Writing a Plugin¶

Ubunye's connector and transform system is fully extensible via Python entry points. Any installed package that declares the right entry points is discovered automatically.

Plugin types¶

Type	Interface	Entry point group
Reader	`ubunye.core.interfaces.Reader`	`ubunye.readers`
Writer	`ubunye.core.interfaces.Writer`	`ubunye.writers`
Transform	`ubunye.core.interfaces.Transform`	`ubunye.transforms`
Monitor	`ubunye.telemetry.monitors.Monitor`	`ubunye.monitors`

Writing a Reader¶

# my_package/readers/my_api.py
from ubunye.core.interfaces import Reader

class MyApiReader(Reader):
    def read(self, cfg: dict, backend) -> "pyspark.sql.DataFrame":
        spark = backend.spark
        url = cfg["url"]
        token = cfg.get("token", "")
        # ... fetch data, convert to Spark DataFrame
        rows = _fetch_all(url, token)
        return spark.createDataFrame(rows)

cfg is the full IOConfig.model_dump() for this input — includes format, options, and any extra fields declared in the YAML.

Writing a Writer¶

# my_package/writers/my_sink.py
from ubunye.core.interfaces import Writer

class MySinkWriter(Writer):
    def write(self, df: "pyspark.sql.DataFrame", cfg: dict, backend) -> None:
        url = cfg["url"]
        mode = cfg.get("mode", "append")
        # ... write df to your sink
        _send_to_sink(df.toPandas(), url, mode)

Writing a Transform¶

# my_package/transforms/my_transform.py
from ubunye.core.interfaces import Transform

class MyTransform(Transform):
    def apply(
        self,
        inputs: dict,           # {logical_name: DataFrame}
        cfg: dict,              # TransformConfig.params dict
        backend,                # SparkBackend (has .spark)
    ) -> dict:                  # {logical_name: DataFrame}
        df = inputs["source"]
        threshold = cfg.get("threshold", 0.5)
        return {"output": df.filter(f"score > {threshold}")}

Registering via entry points¶

In your package's pyproject.toml:

[project.entry-points."ubunye.readers"]
my_api = "my_package.readers.my_api:MyApiReader"

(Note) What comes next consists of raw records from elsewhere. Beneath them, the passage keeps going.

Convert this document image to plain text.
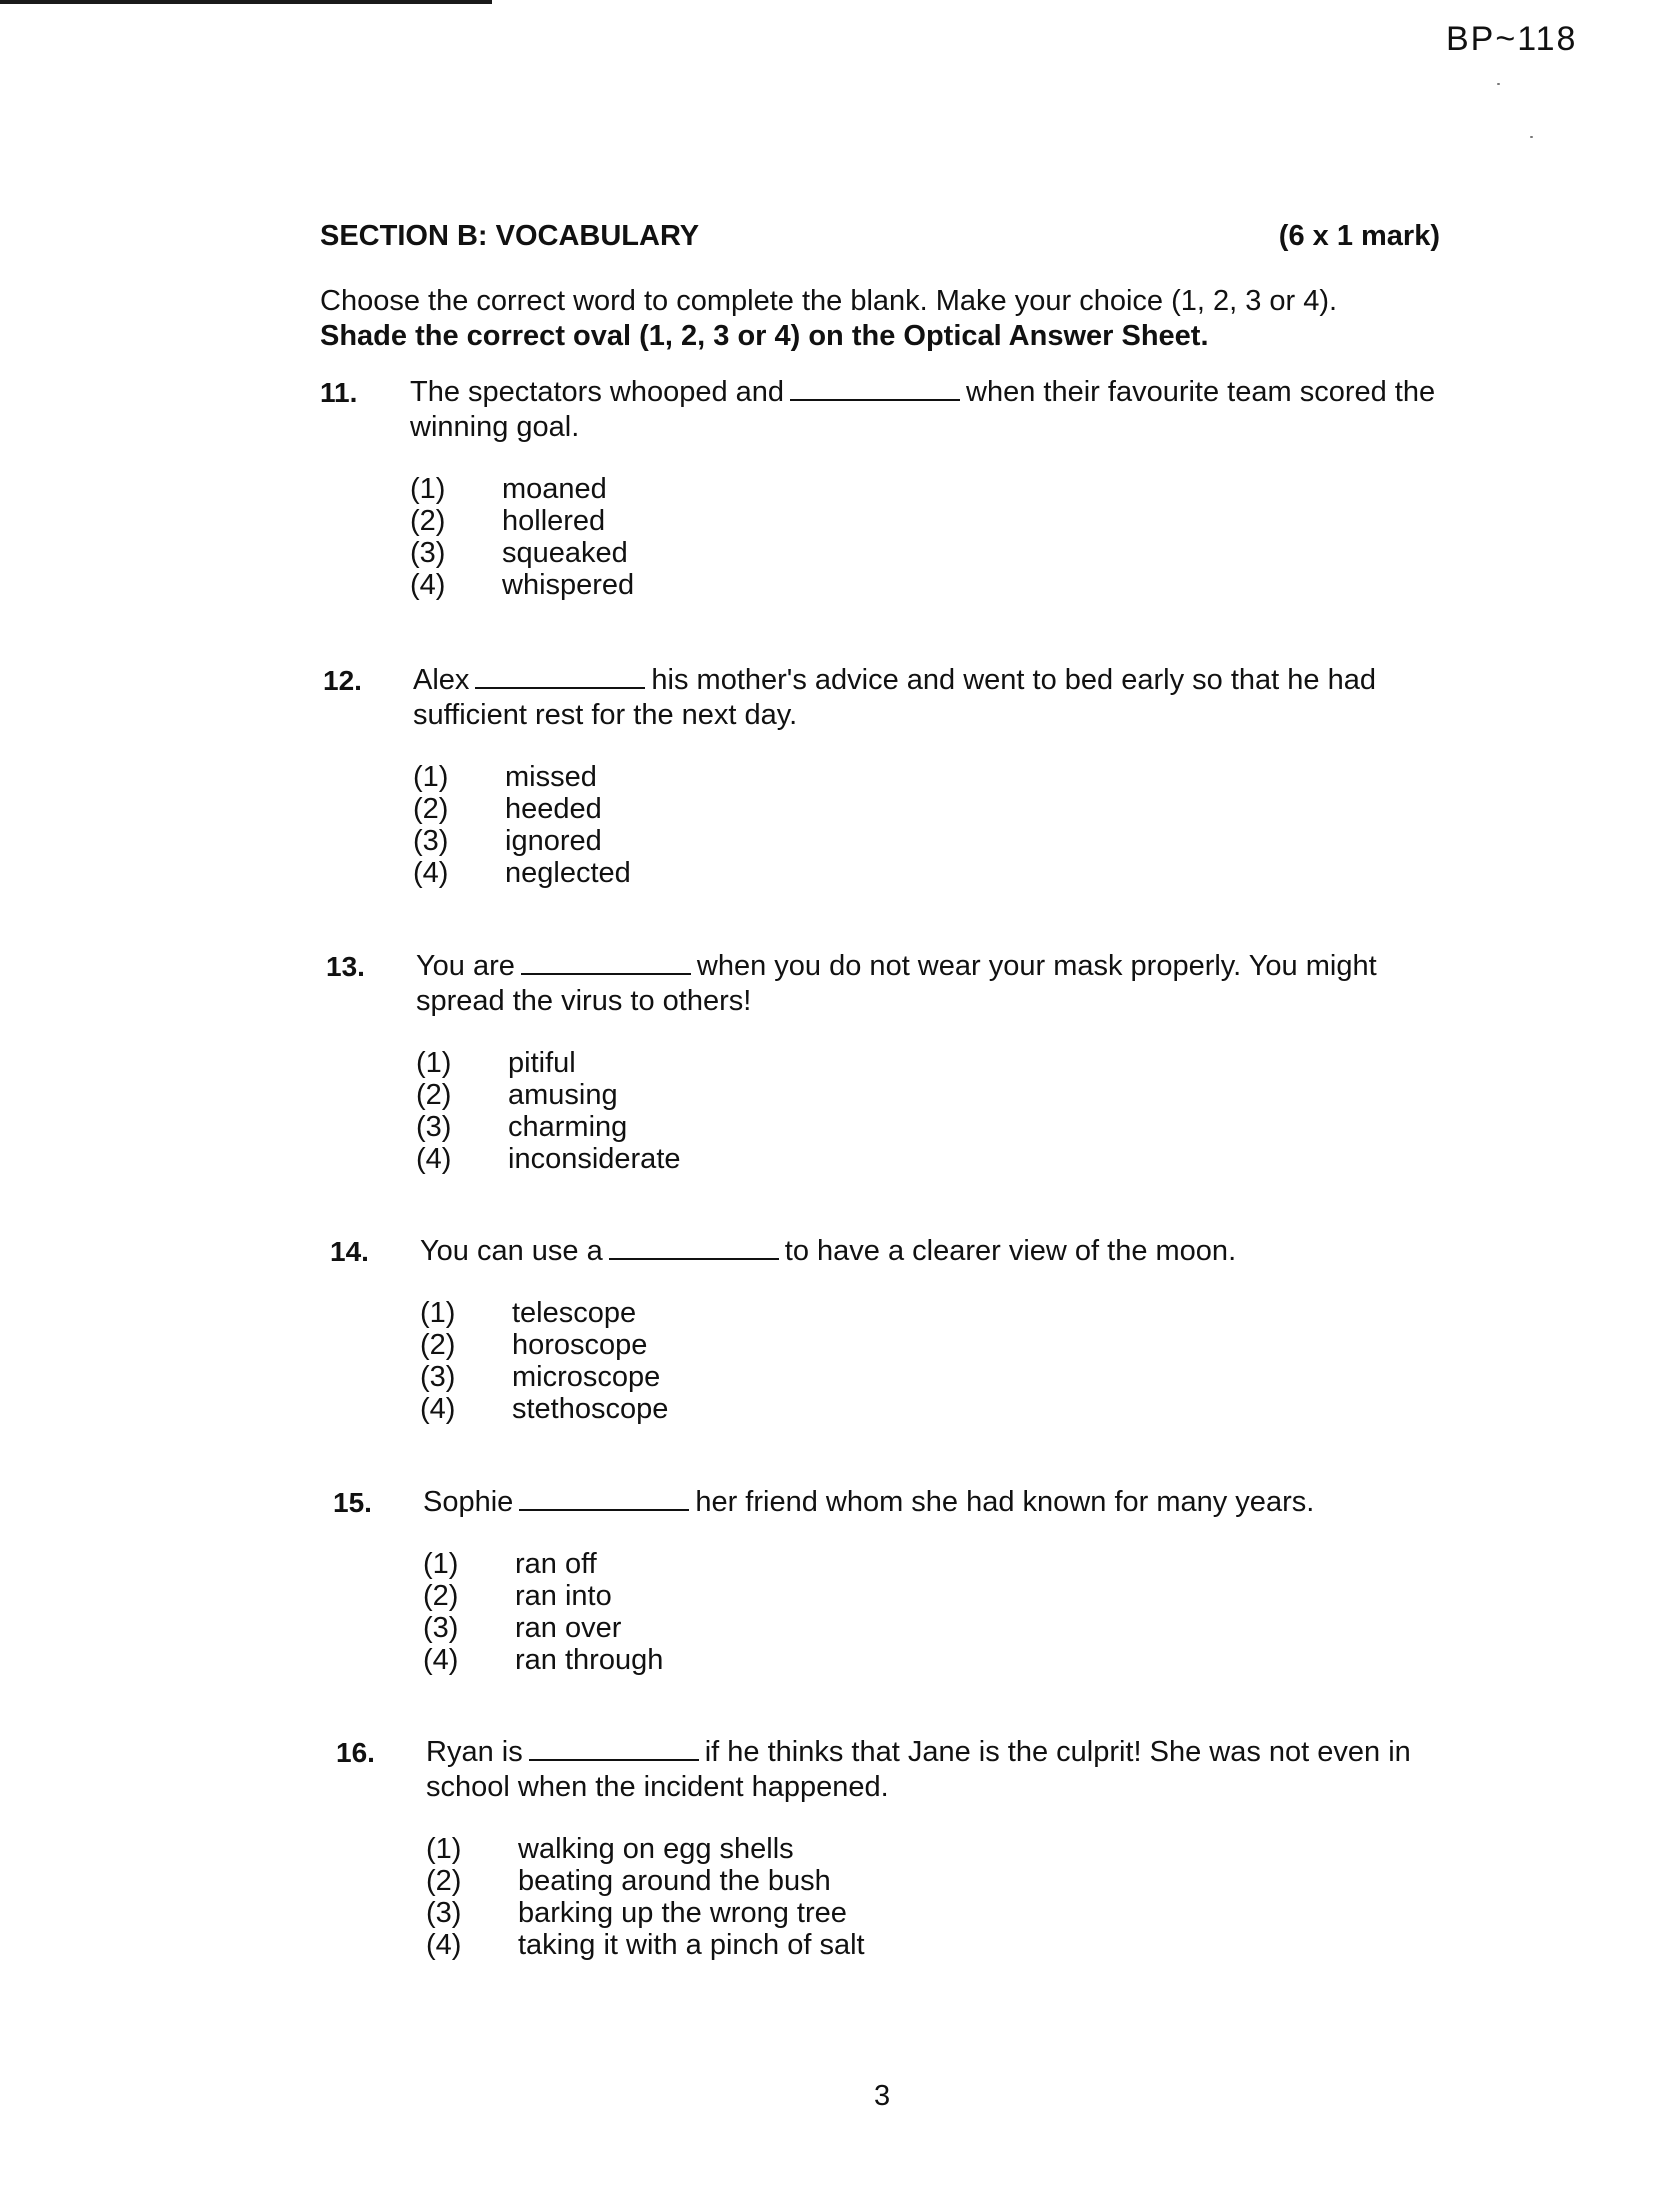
BP~118
SECTION B: VOCABULARY	(6 x 1 mark)
Choose the correct word to complete the blank. Make your choice (1, 2, 3 or 4).
Shade the correct oval (1, 2, 3 or 4) on the Optical Answer Sheet.
11. The spectators whooped and	when their favourite team scored the winning goal.
(1)	moaned
(2)	hollered
(3)	squeaked
(4)	whispered
12. Alex	his mother's advice and went to bed early so that he had sufficient rest for the next day.
(1)	missed
(2)	heeded
(3)	ignored
(4)	neglected
13. You are	when you do not wear your mask properly. You might spread the virus to others!
(1)	pitiful
(2)	amusing
(3)	charming
(4)	inconsiderate
14. You can use a	to have a clearer view of the moon.
(1)	telescope
(2)	horoscope
(3)	microscope
(4)	stethoscope
15. Sophie	her friend whom she had known for many years.
(1)	ran off
(2)	ran into
(3)	ran over
(4)	ran through
16. Ryan is	if he thinks that Jane is the culprit! She was not even in school when the incident happened.
(1)	walking on egg shells
(2)	beating around the bush
(3)	barking up the wrong tree
(4)	taking it with a pinch of salt
3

[project.entry-points."ubunye.writers"]
my_sink = "my_package.writers.my_sink:MySinkWriter"

[project.entry-points."ubunye.transforms"]
my_transform = "my_package.transforms.my_transform:MyTransform"

After pip install -e . (or publishing to PyPI):

ubunye plugins
# Should list: my_api, my_sink, my_transform

Using your plugin in a config¶

CONFIG:
  inputs:
    data:
      format: my_api          # matches the entry point key
      url: "https://..."
      token: "{{ env.TOKEN }}"

  transform:
    type: my_transform
    params:
      threshold: 0.7

  outputs:
    result:
      format: my_sink
      url: "https://..."

Backend reference¶

The backend argument passed to read, write, and apply is a SparkBackend instance:

backend.spark          # pyspark.sql.SparkSession
backend.spark_conf     # dict of active Spark config

For Spark-free plugins (e.g. pure REST connectors), you can ignore backend.

Testing your plugin¶

Write Spark-free unit tests using mock DataFrames:

import pytest
from my_package.transforms.my_transform import MyTransform

class MockBackend:
    pass

class MockDF:
    def filter(self, expr):
        return self  # stub

def test_apply_passes_threshold():
    t = MyTransform()
    out = t.apply({"source": MockDF()}, {"threshold": 0.5}, MockBackend())
    assert "output" in out

For integration tests with real Spark:

from ubunye.backends.spark_backend import SparkBackend

@pytest.fixture(scope="session")
def spark():
    with SparkBackend(app_name="plugin_test") as be:
        yield be.spark

Publishing¶

Package your plugin as a normal Python package and publish to PyPI. Users install it alongside ubunye-engine:

pip install ubunye-engine my-ubunye-plugin

Entry points are discovered automatically — no code changes required in Ubunye.